Everyone here hates the friendzone. Women hate finding out that a guy was only their friend, because he wanted to fuck them and that's completely fair. Men hate being used by women they're interested in for boyfriend perks, only to find out that they're completely uninterested romantically and that's completely fair. No one talks about how to avoid the problem. Change the pronouns if you like, because I'm not convinced this can't go both ways.

Several years ago, I had a friend in his early twenties, who would constantly complain about being friendzoned by women who just want to complain about their jerk boyfriends to him and ask him to do favors said boyfriends wouldn't. I pointed out that if I asked him to do these things, like help me with a flat tire, he wouldn't, because he wasn't interested romantically. I also wouldn't ask him to, without some kind of compensation or extenuating circumstances, because we weren't dating and just weren't that close. So, the reason he was being "such a good friend" was that he hoped this woman would eventually fuck him and that made him a terrible friend. The reason she was asking him to do these things, was because she knew he would and very likely knew why and that also made her a terrible friend.

After responding this way every time he complained of the friendzone for a couple of years, he messaged me one day to tell me he liked a woman in his college class. He wanted to know how to avoid being friendzoned, now that they'd had a couple of conversations and wondered if he should connect on social media. I told him to go for it. He excitedly told me that she accepted the next day and asked if he should message her. Sure! After three days, he was smitten and asked what to do next. I told him to ask her out for coffee. He did. She declined. At this point, I asked him if he wanted to be her friend, knowing she had no romantic interest. He said no. I told him that was fine and that he never had to do more than be friendly ever again. He was friendly to her after class, but didn't continue messaging her or trying to connect. She wasn't hurt, because there was no genuine friendship built.

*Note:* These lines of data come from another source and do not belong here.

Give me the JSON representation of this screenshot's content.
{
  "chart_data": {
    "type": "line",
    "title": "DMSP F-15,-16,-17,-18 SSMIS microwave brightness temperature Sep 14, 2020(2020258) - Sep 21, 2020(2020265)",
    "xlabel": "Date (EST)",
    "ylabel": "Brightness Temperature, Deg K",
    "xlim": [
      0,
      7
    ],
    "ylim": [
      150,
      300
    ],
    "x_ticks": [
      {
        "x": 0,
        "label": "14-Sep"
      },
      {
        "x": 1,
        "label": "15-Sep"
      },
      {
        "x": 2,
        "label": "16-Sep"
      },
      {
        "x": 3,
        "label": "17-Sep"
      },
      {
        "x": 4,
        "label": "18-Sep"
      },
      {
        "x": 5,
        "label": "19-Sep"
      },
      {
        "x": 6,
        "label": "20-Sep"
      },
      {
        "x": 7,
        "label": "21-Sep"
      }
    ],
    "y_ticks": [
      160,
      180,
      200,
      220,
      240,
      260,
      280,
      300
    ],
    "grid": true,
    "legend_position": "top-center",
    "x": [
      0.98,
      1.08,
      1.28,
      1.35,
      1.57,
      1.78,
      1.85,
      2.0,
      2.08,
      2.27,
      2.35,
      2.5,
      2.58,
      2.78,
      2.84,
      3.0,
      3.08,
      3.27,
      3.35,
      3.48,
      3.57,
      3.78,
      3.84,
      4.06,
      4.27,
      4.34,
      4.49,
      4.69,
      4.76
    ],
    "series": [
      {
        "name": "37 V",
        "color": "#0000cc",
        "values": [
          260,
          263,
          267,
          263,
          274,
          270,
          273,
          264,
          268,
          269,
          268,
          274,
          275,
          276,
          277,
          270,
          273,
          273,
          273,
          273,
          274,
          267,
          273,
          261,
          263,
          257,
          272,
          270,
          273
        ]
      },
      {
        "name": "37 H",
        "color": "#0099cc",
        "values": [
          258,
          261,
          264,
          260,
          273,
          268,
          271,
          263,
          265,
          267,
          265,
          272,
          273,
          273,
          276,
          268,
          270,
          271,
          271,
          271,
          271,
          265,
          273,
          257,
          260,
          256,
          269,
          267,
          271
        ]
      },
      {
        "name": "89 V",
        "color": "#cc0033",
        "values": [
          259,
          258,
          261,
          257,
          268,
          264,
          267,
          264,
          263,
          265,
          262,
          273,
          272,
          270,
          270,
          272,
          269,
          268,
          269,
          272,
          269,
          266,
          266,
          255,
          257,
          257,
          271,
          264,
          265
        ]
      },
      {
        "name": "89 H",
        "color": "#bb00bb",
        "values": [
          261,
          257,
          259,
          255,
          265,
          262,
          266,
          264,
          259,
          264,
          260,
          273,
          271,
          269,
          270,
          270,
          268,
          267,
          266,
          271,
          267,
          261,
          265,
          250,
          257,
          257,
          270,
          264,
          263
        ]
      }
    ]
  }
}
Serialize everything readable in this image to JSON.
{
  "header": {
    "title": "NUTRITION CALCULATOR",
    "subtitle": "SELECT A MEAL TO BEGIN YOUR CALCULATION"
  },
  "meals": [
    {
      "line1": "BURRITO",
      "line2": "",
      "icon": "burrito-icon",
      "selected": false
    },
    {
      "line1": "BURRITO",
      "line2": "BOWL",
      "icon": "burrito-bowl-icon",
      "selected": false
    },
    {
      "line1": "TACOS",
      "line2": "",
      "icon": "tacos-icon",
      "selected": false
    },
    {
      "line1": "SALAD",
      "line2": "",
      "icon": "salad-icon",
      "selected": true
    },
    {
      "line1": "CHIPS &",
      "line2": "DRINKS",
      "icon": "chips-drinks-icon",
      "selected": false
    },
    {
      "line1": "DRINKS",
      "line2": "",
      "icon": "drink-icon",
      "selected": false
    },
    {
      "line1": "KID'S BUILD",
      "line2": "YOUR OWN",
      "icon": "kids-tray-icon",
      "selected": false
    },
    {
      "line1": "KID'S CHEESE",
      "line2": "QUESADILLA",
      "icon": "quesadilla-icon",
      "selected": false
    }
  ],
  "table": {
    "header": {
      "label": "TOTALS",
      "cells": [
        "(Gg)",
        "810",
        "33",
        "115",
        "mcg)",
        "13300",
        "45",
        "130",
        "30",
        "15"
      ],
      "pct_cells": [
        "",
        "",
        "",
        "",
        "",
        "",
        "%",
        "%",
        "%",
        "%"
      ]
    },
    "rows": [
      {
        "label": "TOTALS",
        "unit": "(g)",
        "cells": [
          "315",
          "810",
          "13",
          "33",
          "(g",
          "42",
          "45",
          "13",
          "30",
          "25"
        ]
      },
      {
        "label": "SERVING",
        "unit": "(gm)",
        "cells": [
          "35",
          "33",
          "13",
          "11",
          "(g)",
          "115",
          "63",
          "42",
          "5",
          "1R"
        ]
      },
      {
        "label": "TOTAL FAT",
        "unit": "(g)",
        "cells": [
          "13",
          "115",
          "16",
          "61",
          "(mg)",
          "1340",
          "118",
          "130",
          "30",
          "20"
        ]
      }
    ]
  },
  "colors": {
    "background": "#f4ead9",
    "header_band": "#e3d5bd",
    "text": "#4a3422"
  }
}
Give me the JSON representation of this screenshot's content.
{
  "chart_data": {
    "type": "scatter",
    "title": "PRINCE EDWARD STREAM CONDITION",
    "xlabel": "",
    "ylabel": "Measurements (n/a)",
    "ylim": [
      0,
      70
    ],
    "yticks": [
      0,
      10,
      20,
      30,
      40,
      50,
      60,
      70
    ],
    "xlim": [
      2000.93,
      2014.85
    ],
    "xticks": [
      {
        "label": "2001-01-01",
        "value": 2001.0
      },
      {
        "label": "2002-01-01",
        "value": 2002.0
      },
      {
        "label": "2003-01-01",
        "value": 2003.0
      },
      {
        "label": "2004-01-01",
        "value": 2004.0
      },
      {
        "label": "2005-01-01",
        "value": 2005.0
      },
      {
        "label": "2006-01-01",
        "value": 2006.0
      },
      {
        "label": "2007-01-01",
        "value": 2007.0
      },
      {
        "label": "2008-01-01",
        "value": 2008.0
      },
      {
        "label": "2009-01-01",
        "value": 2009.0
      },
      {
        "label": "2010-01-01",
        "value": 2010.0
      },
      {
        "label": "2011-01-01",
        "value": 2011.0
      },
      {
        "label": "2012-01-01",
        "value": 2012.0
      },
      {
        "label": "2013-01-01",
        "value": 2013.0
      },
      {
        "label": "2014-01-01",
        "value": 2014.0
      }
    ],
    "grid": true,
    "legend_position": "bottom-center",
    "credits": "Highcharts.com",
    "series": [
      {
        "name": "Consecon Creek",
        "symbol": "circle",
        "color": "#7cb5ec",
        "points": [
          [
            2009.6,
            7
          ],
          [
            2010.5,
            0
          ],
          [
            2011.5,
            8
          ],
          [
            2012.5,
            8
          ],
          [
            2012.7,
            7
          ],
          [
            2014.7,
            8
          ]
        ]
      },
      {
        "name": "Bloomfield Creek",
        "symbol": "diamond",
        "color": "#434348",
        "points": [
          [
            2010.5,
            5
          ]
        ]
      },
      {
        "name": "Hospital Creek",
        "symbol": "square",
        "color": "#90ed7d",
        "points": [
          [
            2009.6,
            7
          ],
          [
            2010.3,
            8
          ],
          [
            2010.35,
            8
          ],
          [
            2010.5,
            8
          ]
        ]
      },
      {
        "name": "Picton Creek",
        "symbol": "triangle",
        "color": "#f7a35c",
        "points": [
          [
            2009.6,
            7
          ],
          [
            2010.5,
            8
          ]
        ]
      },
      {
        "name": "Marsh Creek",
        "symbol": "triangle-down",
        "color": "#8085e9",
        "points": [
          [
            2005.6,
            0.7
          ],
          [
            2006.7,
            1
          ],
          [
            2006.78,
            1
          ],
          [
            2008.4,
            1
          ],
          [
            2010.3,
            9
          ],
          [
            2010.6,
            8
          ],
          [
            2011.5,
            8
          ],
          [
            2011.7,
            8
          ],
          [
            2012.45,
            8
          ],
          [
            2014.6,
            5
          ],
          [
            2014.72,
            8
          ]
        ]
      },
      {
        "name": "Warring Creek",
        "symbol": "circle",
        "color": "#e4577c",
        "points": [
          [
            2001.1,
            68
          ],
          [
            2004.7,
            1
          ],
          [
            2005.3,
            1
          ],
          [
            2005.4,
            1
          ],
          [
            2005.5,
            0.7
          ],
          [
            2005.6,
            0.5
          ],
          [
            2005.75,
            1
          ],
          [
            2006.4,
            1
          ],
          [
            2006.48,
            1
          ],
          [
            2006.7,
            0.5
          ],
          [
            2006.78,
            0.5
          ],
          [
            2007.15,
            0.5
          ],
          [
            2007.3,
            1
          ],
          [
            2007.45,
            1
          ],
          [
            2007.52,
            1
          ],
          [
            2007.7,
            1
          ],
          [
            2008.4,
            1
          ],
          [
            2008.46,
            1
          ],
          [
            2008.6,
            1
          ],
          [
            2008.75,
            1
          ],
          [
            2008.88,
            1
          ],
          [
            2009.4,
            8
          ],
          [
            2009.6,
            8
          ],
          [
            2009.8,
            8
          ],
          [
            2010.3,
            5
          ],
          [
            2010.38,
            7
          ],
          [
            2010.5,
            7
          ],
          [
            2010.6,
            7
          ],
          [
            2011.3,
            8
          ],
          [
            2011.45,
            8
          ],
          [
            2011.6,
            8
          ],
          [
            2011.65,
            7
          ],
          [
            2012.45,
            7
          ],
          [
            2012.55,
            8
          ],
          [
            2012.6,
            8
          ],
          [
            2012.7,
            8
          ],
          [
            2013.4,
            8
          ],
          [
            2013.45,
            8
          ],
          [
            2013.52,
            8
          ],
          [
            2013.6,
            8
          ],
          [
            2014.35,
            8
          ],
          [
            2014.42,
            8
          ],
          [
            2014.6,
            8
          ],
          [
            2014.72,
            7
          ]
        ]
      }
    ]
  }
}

This guy was not opposed to being truly just friends with women, considering our friendship. He just didn't understand the difference between this and being friendzoned. I didn't cry on his shoulder about my romantic struggles and wouldn't ask him to do huge favors with nothing in return. He didn't treat me any differently than his guy friends and that was fine. I personally witnessed women use him in exactly the way he claimed, knowing full well he was pining for them. It wasn't his imagination. I also saw women treat him as a friend, as he claimed they were friendzoning him, because they weren't interested romantically.

If you people want to end the friendzone discussion, express interest before the friendship builds and when it's not returned, don't purse further... and when someone asks you out and you're not interested, don't try to build a friendship with them, only to get upset later when you realize their primary investment is still romantic. This is not that complicated!